Peirce sostiene, quindi, in ultima istanza, una coincidenza tra uomo e parola, che è segno per eccellenza. «Di fatto,dunque, gli uomini e le parole si educano reciprocamente: ogni accrescimento di informazione in un uomo comporta - ed è comportata da - un corrispondente accrescimento di informazione di una parola.»
Questo, insomma, è il realismo sociale di Peirce, ripreso in misura diversa da Habermas e Apel recentemente con le etiche del discorso.
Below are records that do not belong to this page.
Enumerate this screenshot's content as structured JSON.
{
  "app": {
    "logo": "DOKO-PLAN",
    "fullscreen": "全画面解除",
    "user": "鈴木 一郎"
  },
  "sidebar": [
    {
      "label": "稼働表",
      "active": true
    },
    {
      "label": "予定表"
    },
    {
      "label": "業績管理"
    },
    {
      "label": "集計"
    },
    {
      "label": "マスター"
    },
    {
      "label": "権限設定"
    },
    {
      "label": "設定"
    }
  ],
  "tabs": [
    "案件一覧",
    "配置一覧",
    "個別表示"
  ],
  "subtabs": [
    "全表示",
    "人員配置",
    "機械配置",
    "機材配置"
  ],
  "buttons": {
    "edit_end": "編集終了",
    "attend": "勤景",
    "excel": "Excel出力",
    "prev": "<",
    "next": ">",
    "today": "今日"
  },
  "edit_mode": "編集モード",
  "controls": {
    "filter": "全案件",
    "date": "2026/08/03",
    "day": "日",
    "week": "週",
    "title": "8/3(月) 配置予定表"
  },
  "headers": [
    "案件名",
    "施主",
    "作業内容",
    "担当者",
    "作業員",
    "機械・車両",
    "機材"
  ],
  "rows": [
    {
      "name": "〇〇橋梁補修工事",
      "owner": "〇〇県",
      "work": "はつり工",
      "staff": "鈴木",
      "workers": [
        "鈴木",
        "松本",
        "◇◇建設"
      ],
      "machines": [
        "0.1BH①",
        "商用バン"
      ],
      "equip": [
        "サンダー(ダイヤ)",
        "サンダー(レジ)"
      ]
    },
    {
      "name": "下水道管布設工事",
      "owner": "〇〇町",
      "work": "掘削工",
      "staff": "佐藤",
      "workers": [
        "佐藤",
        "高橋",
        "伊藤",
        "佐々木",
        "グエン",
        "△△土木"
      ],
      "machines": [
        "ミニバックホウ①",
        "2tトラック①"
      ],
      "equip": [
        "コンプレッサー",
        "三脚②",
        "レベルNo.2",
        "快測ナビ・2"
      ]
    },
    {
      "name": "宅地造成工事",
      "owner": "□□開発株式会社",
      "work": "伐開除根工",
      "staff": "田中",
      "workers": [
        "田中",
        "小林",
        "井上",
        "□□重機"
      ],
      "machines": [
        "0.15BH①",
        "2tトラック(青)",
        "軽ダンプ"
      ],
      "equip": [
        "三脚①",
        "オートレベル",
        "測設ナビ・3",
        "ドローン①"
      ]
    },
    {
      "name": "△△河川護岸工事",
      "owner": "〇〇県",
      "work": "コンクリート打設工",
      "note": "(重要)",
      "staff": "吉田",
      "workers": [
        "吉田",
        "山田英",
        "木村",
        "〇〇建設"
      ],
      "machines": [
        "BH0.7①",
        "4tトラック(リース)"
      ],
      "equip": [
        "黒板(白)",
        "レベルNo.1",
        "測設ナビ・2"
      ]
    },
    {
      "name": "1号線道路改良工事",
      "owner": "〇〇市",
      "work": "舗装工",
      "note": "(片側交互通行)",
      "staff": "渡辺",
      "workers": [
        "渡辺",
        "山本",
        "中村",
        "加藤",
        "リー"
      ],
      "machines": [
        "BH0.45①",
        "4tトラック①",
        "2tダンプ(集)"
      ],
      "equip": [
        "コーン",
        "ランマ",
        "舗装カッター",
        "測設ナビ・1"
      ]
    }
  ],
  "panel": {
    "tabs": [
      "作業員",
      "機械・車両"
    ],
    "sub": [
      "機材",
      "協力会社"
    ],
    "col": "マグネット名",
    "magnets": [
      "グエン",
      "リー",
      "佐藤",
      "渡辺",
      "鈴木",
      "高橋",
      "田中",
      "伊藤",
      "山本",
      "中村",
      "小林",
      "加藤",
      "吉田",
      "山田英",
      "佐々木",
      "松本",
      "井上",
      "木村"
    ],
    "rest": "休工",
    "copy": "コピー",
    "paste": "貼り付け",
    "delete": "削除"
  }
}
Peirce sente l'esigenza, a questo punto di criticare il nominalismo, ovvero l'empirismo da Ockham a Stuart Mill, insieme alla loro pretesa di ridurre tutta la realtà a fenomeni individuali, secondo una prospettiva che alimenterà l'ultima fase del suo pensiero. Egli comincia a sostenere la realtà degli universali appellandosi alle considerazioni di Duns Scoto, il grande filosofo medioevale. Per Scoto, la distinzione tra particolare e universale era "soltanto relativa alla mente e non in re". Ovvero non riguardava la realtà concepita come "qualcosa di indipendente dalla relazione interpretativa." Anche in questo caso è evidente che Peirce aggiunge molto alla concezione scotiana, attingendo alla funzione pragmatica del pensiero, non limitandosi quindi ad un realismo platonizzante.